Cross-dimensional combos are also generated (e.g., camera × year, focal_range × category, category × year).

Slideshow Transitions

Each capsule type maps to a themed slide transition:

Transition Used By Effect
crossfade Default 300ms opacity swap
slide journey, location, this_week Slide in from right (500ms)
zoom faces_of, color_story Scale 1.05→1.0 with fade (400ms)
kenburns golden, seasonal, star_rating, favorites Slow zoom 1.0→1.08 over slide duration

Reverse Geocoding

Location and journey capsules use offline reverse geocoding via the reverse_geocoder package (local GeoNames dataset, ~30MB, no API calls). Results are cached in the location_names database table at 0.1° grid resolution (~11km).

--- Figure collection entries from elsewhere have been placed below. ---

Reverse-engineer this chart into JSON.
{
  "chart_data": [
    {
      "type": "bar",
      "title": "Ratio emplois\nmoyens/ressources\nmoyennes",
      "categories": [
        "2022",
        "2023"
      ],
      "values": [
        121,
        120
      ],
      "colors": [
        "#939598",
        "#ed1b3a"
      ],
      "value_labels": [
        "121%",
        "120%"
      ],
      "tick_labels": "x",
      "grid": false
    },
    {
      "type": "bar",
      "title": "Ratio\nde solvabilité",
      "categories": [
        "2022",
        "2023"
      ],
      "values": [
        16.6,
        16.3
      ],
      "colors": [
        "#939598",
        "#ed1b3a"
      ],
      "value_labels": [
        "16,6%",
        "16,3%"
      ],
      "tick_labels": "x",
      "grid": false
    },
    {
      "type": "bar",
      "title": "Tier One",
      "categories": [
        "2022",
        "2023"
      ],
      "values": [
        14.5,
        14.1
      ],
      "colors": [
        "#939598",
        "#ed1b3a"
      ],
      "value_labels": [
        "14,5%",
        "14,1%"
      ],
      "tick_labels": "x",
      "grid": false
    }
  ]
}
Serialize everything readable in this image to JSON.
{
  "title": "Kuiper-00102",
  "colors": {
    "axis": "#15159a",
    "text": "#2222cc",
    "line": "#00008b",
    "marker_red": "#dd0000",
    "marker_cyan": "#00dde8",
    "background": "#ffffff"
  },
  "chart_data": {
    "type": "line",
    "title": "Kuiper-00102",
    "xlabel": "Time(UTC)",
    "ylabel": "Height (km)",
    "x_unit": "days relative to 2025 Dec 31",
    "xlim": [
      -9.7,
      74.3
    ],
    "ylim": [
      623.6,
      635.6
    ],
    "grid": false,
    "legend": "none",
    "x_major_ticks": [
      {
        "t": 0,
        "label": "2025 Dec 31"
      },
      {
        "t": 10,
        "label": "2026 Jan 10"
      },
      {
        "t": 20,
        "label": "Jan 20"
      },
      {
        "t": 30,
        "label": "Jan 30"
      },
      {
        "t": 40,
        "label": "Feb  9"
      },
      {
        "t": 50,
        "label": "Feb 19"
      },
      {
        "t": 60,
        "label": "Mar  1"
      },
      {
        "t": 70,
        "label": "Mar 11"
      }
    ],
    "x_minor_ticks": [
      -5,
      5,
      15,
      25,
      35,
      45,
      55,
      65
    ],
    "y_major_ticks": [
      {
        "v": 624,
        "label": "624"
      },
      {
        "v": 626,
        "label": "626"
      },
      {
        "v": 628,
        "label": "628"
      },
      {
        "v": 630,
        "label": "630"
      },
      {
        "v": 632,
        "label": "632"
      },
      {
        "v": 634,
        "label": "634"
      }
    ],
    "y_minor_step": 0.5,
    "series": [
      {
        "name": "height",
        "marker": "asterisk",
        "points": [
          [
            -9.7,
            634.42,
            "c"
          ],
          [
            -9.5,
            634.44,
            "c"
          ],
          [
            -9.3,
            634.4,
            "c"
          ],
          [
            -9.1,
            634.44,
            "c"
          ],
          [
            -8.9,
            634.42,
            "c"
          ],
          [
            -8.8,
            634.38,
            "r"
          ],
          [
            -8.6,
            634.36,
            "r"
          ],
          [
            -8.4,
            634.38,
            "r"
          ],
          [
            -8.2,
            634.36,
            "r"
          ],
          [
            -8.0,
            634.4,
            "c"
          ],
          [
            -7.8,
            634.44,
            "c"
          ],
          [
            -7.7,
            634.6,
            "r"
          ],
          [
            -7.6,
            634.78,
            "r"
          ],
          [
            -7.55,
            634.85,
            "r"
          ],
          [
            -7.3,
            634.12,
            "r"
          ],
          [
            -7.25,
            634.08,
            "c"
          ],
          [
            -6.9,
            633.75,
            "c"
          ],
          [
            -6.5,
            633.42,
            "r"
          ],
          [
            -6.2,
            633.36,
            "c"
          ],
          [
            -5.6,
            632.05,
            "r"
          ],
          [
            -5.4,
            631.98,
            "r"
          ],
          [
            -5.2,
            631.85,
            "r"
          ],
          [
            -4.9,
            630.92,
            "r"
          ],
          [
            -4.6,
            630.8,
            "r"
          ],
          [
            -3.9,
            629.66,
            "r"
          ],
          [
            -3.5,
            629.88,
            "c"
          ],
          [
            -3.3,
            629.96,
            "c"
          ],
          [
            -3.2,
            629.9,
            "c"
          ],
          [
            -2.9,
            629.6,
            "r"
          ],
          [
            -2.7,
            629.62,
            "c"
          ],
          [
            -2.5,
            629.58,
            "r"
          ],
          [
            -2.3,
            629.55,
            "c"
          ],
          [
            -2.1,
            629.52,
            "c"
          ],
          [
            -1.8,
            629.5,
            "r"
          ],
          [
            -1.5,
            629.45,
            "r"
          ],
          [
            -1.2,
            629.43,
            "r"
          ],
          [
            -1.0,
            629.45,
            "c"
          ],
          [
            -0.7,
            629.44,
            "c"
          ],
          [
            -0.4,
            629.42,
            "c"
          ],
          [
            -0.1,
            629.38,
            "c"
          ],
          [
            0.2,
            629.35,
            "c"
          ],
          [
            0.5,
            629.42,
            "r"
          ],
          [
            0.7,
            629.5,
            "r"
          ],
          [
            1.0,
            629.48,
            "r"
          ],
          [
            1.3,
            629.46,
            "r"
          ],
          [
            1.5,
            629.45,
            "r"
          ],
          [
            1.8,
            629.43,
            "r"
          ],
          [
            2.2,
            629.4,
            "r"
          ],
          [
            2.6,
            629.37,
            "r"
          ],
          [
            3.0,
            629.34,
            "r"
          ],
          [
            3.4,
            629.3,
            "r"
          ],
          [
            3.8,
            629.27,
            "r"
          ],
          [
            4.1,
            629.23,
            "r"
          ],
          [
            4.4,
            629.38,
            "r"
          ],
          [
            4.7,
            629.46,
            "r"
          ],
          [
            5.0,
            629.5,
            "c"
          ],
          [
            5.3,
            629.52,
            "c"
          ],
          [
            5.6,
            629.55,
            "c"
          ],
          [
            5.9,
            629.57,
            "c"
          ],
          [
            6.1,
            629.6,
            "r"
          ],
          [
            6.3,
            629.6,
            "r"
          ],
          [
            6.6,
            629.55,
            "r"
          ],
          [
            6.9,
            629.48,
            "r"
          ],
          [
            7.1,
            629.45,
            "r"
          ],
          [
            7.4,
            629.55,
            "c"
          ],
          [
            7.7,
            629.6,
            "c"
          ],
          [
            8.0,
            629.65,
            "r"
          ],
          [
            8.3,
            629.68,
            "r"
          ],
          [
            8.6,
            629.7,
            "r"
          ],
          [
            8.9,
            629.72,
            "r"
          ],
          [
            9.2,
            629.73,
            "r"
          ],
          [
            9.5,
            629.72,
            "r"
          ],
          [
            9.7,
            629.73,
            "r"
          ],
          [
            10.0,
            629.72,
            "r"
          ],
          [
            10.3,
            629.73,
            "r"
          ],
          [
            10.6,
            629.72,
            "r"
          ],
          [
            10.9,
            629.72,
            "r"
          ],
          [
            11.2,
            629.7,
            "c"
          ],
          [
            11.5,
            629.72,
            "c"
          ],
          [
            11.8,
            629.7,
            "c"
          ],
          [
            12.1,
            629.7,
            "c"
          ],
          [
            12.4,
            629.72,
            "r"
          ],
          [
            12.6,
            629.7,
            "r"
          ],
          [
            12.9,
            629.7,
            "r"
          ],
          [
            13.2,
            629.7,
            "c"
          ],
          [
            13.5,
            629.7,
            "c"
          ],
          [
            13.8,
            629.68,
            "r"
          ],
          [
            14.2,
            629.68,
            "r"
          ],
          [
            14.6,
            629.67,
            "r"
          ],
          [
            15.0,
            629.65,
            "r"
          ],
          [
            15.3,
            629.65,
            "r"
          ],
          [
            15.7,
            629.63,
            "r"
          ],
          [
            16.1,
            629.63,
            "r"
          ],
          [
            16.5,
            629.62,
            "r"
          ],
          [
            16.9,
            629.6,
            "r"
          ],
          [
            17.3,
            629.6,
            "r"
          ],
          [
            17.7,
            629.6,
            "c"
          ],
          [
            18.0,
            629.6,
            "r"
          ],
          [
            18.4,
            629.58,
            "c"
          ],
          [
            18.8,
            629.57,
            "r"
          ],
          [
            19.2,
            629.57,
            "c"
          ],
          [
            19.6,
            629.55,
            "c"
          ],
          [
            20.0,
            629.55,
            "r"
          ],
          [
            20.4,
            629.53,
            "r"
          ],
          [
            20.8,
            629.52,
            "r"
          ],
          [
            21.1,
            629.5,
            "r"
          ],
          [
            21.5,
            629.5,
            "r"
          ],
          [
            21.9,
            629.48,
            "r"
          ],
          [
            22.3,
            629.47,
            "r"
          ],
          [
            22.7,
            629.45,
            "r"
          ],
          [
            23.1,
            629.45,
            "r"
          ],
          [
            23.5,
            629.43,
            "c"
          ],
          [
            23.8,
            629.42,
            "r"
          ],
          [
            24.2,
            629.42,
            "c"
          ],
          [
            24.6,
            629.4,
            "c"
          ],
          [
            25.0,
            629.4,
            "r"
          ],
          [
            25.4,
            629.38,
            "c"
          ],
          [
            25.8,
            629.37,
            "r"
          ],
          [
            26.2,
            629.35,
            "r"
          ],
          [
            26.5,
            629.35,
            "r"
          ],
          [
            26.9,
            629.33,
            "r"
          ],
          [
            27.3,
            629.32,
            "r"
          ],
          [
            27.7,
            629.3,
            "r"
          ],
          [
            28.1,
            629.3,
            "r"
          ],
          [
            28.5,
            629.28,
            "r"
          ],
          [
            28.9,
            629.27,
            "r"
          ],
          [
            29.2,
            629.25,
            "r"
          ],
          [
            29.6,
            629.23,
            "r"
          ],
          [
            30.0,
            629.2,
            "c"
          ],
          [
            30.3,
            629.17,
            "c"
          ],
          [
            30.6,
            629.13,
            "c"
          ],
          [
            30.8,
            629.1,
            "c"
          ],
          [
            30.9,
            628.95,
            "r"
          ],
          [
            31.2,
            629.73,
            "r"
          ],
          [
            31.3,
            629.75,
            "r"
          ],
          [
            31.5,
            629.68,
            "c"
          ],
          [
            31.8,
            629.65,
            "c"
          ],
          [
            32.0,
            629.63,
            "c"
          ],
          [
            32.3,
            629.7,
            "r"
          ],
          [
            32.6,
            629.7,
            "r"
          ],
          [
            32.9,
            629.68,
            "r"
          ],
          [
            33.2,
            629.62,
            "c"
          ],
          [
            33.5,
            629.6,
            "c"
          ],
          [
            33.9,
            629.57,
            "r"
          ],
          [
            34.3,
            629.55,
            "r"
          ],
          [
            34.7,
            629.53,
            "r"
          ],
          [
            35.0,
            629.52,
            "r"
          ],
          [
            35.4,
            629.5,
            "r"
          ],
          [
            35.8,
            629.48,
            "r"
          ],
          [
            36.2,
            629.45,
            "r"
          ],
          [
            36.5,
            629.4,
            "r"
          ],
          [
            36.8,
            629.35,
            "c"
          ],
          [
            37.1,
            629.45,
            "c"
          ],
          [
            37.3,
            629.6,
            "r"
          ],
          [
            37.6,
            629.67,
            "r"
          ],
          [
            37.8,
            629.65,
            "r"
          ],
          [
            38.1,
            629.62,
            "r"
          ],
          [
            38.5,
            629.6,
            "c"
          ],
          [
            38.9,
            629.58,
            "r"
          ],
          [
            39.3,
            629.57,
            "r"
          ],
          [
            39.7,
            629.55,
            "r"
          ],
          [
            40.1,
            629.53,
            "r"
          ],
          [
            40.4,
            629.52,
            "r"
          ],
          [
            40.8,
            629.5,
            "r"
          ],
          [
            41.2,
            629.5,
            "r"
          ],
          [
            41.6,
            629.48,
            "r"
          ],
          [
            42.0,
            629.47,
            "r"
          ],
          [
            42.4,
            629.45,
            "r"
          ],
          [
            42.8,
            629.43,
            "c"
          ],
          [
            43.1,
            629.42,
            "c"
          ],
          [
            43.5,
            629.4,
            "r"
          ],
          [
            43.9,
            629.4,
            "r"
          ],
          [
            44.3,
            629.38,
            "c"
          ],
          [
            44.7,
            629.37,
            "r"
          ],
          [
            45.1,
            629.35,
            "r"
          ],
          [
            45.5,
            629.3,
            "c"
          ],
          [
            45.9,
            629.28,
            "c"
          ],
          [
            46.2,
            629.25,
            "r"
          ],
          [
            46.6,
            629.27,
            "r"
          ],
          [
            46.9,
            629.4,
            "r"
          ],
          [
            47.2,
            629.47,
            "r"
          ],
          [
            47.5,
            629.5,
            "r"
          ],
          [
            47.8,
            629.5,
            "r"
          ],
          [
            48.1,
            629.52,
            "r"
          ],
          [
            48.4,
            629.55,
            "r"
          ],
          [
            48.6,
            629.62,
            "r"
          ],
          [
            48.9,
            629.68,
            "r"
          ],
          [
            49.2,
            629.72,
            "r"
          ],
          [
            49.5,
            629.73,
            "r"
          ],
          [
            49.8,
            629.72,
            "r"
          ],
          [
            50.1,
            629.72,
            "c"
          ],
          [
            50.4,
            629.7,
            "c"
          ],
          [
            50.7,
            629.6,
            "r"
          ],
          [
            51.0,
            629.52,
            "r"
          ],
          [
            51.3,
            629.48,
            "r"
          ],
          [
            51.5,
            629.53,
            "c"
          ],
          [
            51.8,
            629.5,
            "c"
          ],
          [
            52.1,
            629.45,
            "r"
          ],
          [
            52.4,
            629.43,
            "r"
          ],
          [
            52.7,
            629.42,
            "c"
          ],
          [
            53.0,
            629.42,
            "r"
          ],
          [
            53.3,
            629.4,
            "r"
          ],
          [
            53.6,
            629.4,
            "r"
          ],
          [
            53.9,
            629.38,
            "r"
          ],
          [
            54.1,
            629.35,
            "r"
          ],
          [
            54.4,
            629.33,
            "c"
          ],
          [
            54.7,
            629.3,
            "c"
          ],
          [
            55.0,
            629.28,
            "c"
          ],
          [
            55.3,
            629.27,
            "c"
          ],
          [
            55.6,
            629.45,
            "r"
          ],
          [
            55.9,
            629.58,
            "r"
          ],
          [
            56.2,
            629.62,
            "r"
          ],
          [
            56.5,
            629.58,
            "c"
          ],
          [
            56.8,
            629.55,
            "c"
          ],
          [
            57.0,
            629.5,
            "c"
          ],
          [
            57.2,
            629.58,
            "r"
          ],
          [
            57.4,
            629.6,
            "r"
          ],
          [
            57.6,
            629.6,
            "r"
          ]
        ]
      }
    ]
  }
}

Install: pip install reverse_geocoder

Set "reverse_geocoding": false to disable and fall back to coordinate display.

Similarity Groups

Settings for the AI similar-photo culling feature, which groups visually similar photos using CLIP/SigLIP embeddings:

{
  "similarity_groups": {
    "default_threshold": 0.85,
    "min_group_size": 2,
    "max_photos": 10000,
    "max_group_size": 50
  }
}
Setting Default Description
default_threshold 0.85 Minimum cosine similarity (0.0–1.0) to consider two photos as visually similar. Lower values produce larger groups but with less visual similarity.
min_group_size 2 Minimum number of photos required to form a similarity group
max_photos 10000 Maximum photos to load for similarity computation (O(n²) cost). Increase for larger libraries at the expense of computation time.
max_group_size 50 Maximum photos per similarity group. Larger groups are split to keep the UI usable.

Timeline

Settings for the chronological timeline view:

{
  "timeline": {
    "photos_per_group": 30
  }
}
Setting Default Description
photos_per_group 30 Number of photos loaded per date group in the timeline view. Higher values show more photos per date but increase page weight.

Map

Settings for the interactive map view:

{
  "map": {
    "cluster_zoom_threshold": 10
  }
}
Setting Default Description
cluster_zoom_threshold 10 Zoom level at which individual markers replace clusters. Lower values show individual markers earlier (more detail at wider zoom). Range: 1 (world) to 18 (street).

Translation

Settings for AI caption translation via MarianMT:

{
  "translation": {
    "target_language": "fr"
  }
}
Setting Default Description
target_language "fr" Target language code for --translate-captions. Supported: fr (French), de (German), es (Spanish), it (Italian). Uses Helsinki-NLP MarianMT models (CPU, no GPU required).

Share Secret

Auto-generated 64-character hex string for session/sharing tokens:

{
  "share_secret": "31a1c944ea5c82b871e61e50e5920daa2d1940b126c395f519088506595fd925"
}

Generated automatically on first run if not present.